Avec un rictus mauvais, il se tourne vers la couveuse, pose les mains sur ses hanches et se calme tout à coup.
- Oh, mais attends, je viens d’avoir une excellente idée, Kim Soon !
- Oui, Joyau Insubmersible ? répond Kim Soon en replaçant ses lunettes brisées sur le bout de son nez.
- Je vais sortir de cette pièce et vous enfermer tous, à double-tour. Toi, tu vas extraire cette sale bestiole de sa boîte. Cette chose s’occupera de vous afin qu’il ne reste aucune trace de ce qui vient de se passer. Une mort rapide est toujours préférable à quelques jours de torture, n’est-ce pas ? Une fois que tout sera fini, j’enverrai mon armée récupérer le fourmipoulpe et constater vos décès. Nul doute qu’une fois maîtrisé, ton monstre fera une arme redoutable.

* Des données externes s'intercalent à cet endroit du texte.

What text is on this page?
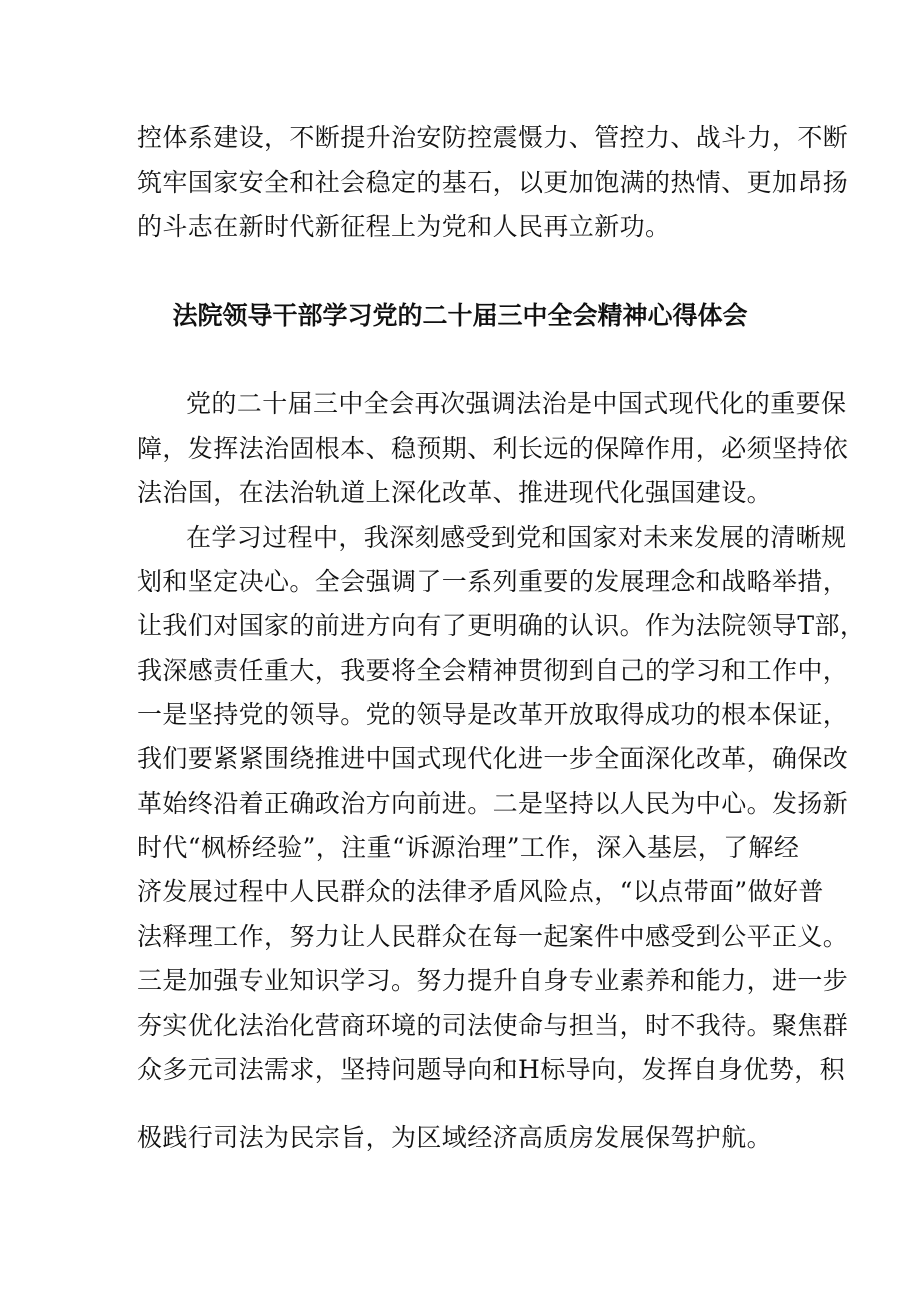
控体系建设，不断提升治安防控震慑力、管控力、战斗力，不断
筑牢国家安全和社会稳定的基石，以更加饱满的热情、更加昂扬
的斗志在新时代新征程上为党和人民再立新功。
法院领导干部学习党的二十届三中全会精神心得体会
党的二十届三中全会再次强调法治是中国式现代化的重要保
障，发挥法治固根本、稳预期、利长远的保障作用，必须坚持依
法治国，在法治轨道上深化改革、推进现代化强国建设。
在学习过程中，我深刻感受到党和国家对未来发展的清晰规
划和坚定决心。全会强调了一系列重要的发展理念和战略举措，
让我们对国家的前进方向有了更明确的认识。作为法院领导T部，
我深感责任重大，我要将全会精神贯彻到自己的学习和工作中，
一是坚持党的领导。党的领导是改革开放取得成功的根本保证，
我们要紧紧围绕推进中国式现代化进一步全面深化改革，确保改
革始终沿着正确政治方向前进。二是坚持以人民为中心。发扬新
时代“枫桥经验”，注重“诉源治理”工作，深入基层，了解经
济发展过程中人民群众的法律矛盾风险点，“以点带面”做好普
法释理工作，努力让人民群众在每一起案件中感受到公平正义。
三是加强专业知识学习。努力提升自身专业素养和能力，进一步
夯实优化法治化营商环境的司法使命与担当，时不我待。聚焦群
众多元司法需求，坚持问题导向和H标导向，发挥自身优势，积
极践行司法为民宗旨，为区域经济高质房发展保驾护航。
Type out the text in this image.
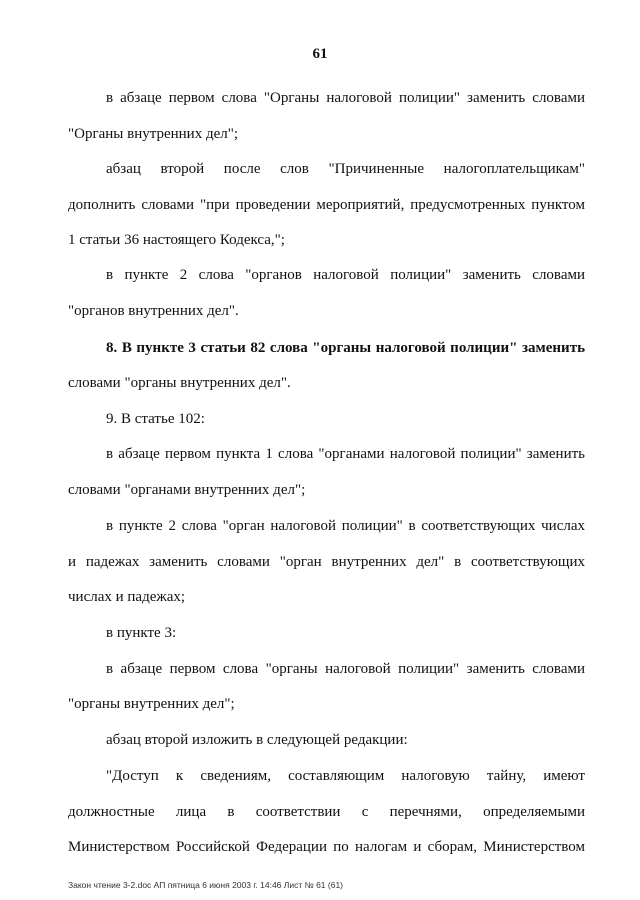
61
в абзаце первом слова "Органы налоговой полиции" заменить словами
"Органы внутренних дел";
абзац второй после слов "Причиненные налогоплательщикам"
дополнить словами "при проведении мероприятий, предусмотренных пунктом
1 статьи 36 настоящего Кодекса,";
в пункте 2 слова "органов налоговой полиции" заменить словами
"органов внутренних дел".
8. В пункте 3 статьи 82 слова "органы налоговой полиции" заменить
словами "органы внутренних дел".
9. В статье 102:
в абзаце первом пункта 1 слова "органами налоговой полиции" заменить
словами "органами внутренних дел";
в пункте 2 слова "орган налоговой полиции" в соответствующих числах
и падежах заменить словами "орган внутренних дел" в соответствующих
числах и падежах;
в пункте 3:
в абзаце первом слова "органы налоговой полиции" заменить словами
"органы внутренних дел";
абзац второй изложить в следующей редакции:
"Доступ к сведениям, составляющим налоговую тайну, имеют
должностные лица в соответствии с перечнями, определяемыми
Министерством Российской Федерации по налогам и сборам, Министерством
Закон чтение 3-2.doc АП пятница 6 июня 2003 г. 14:46 Лист № 61 (61)
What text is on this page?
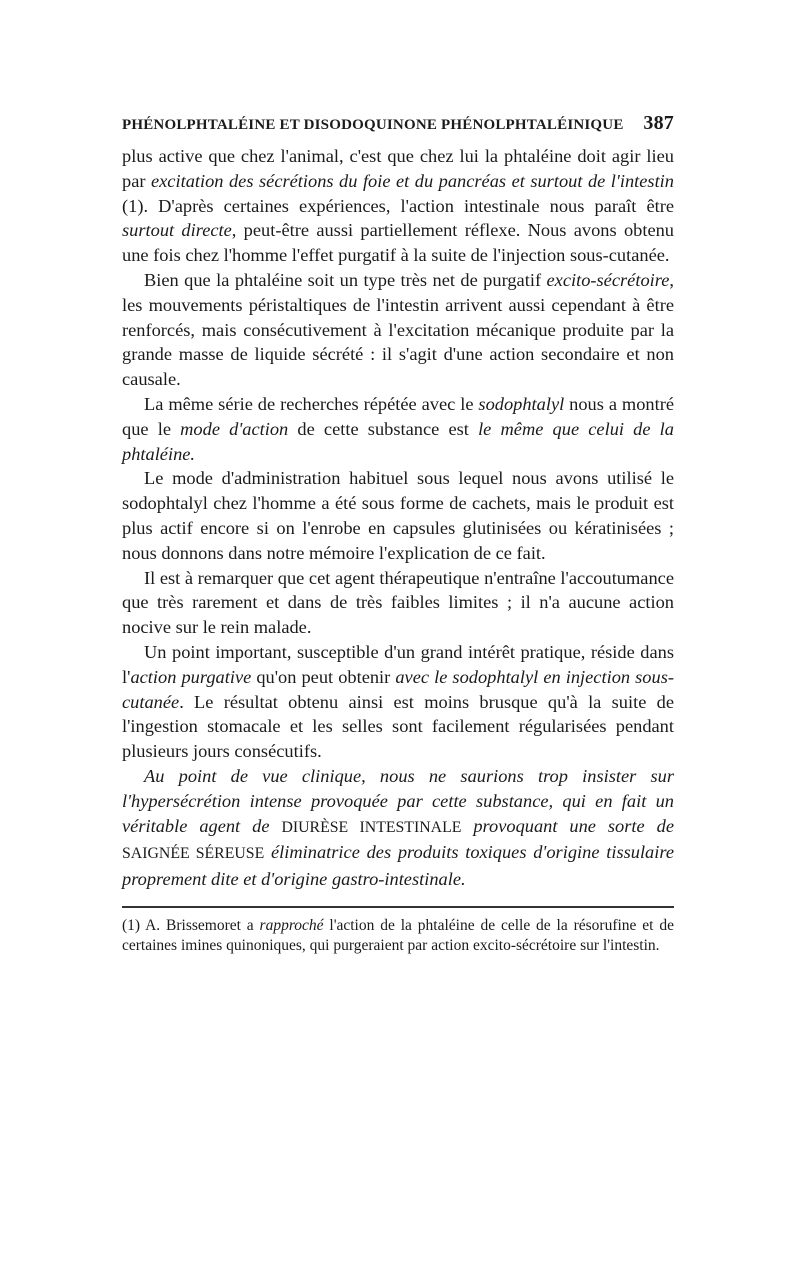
PHÉNOLPHTALÉINE ET DISODOQUINONE PHÉNOLPHTALÉINIQUE 387

plus active que chez l'animal, c'est que chez lui la phtaléine doit agir lieu par excitation des sécrétions du foie et du pancréas et surtout de l'intestin (1). D'après certaines expériences, l'action intestinale nous paraît être surtout directe, peut-être aussi partiellement réflexe. Nous avons obtenu une fois chez l'homme l'effet purgatif à la suite de l'injection sous-cutanée.

Bien que la phtaléine soit un type très net de purgatif excito-sécrétoire, les mouvements péristaltiques de l'intestin arrivent aussi cependant à être renforcés, mais consécutivement à l'excitation mécanique produite par la grande masse de liquide sécrété : il s'agit d'une action secondaire et non causale.

La même série de recherches répétée avec le sodophtalyl nous a montré que le mode d'action de cette substance est le même que celui de la phtaléine.

Le mode d'administration habituel sous lequel nous avons utilisé le sodophtalyl chez l'homme a été sous forme de cachets, mais le produit est plus actif encore si on l'enrobe en capsules glutinisées ou kératinisées ; nous donnons dans notre mémoire l'explication de ce fait.

Il est à remarquer que cet agent thérapeutique n'entraîne l'accoutumance que très rarement et dans de très faibles limites ; il n'a aucune action nocive sur le rein malade.

Un point important, susceptible d'un grand intérêt pratique, réside dans l'action purgative qu'on peut obtenir avec le sodophtalyl en injection sous-cutanée. Le résultat obtenu ainsi est moins brusque qu'à la suite de l'ingestion stomacale et les selles sont facilement régularisées pendant plusieurs jours consécutifs.

Au point de vue clinique, nous ne saurions trop insister sur l'hypersécrétion intense provoquée par cette substance, qui en fait un véritable agent de DIURÈSE INTESTINALE provoquant une sorte de SAIGNÉE SÉREUSE éliminatrice des produits toxiques d'origine tissulaire proprement dite et d'origine gastro-intestinale.

(1) A. Brissemoret a rapproché l'action de la phtaléine de celle de la résorufine et de certaines imines quinoniques, qui purgeraient par action excito-sécrétoire sur l'intestin.
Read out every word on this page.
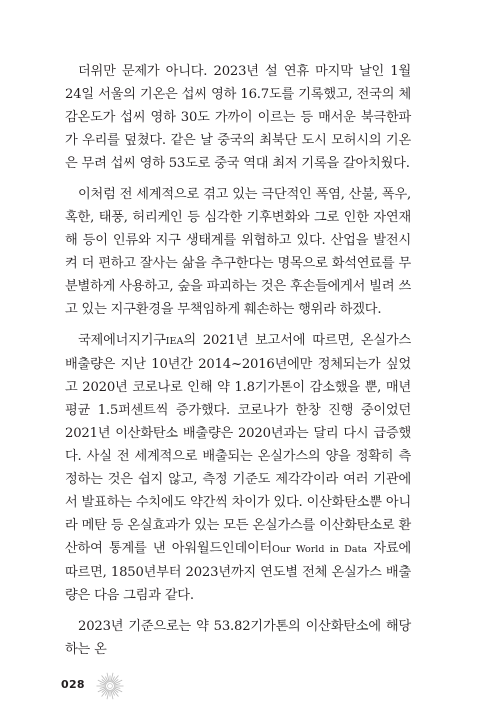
더위만 문제가 아니다. 2023년 설 연휴 마지막 날인 1월 24일 서울의 기온은 섭씨 영하 16.7도를 기록했고, 전국의 체감온도가 섭씨 영하 30도 가까이 이르는 등 매서운 북극한파가 우리를 덮쳤다. 같은 날 중국의 최북단 도시 모허시의 기온은 무려 섭씨 영하 53도로 중국 역대 최저 기록을 갈아치웠다.

이처럼 전 세계적으로 겪고 있는 극단적인 폭염, 산불, 폭우, 혹한, 태풍, 허리케인 등 심각한 기후변화와 그로 인한 자연재해 등이 인류와 지구 생태계를 위협하고 있다. 산업을 발전시켜 더 편하고 잘사는 삶을 추구한다는 명목으로 화석연료를 무분별하게 사용하고, 숲을 파괴하는 것은 후손들에게서 빌려 쓰고 있는 지구환경을 무책임하게 훼손하는 행위라 하겠다.

국제에너지기구IEA의 2021년 보고서에 따르면, 온실가스 배출량은 지난 10년간 2014~2016년에만 정체되는가 싶었고 2020년 코로나로 인해 약 1.8기가톤이 감소했을 뿐, 매년 평균 1.5퍼센트씩 증가했다. 코로나가 한창 진행 중이었던 2021년 이산화탄소 배출량은 2020년과는 달리 다시 급증했다. 사실 전 세계적으로 배출되는 온실가스의 양을 정확히 측정하는 것은 쉽지 않고, 측정 기준도 제각각이라 여러 기관에서 발표하는 수치에도 약간씩 차이가 있다. 이산화탄소뿐 아니라 메탄 등 온실효과가 있는 모든 온실가스를 이산화탄소로 환산하여 통계를 낸 아워월드인데이터Our World in Data 자료에 따르면, 1850년부터 2023년까지 연도별 전체 온실가스 배출량은 다음 그림과 같다.

2023년 기준으로는 약 53.82기가톤의 이산화탄소에 해당하는 온

028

La chanteuse baisse la tête, résignée.
La fille aux plumes continue de brasser de l’air, le regard vide.
Les musiciens se voient déjà jouer pendant le massacre, comme ceux du Tee-Tanh-Ik, ce paquebot réputé insubmersible qui s'est brisé sur les rochers car l'équipage a refusé d'écouter les instructions du Grand Timonier. Il faut toujours écouter le Grand Timonier.
Le général regarde l’arme qui pend au bout de son bras, une idée confuse germe dans son esprit, où il serait vaguement question d’éliminer le souverain avant qu’il ne soit trop tard, mais il ne parvient pas à trouver la force de creuser sa réflexion. On ne remet pas en question une vie d’embrigadement en un claquement de doigts.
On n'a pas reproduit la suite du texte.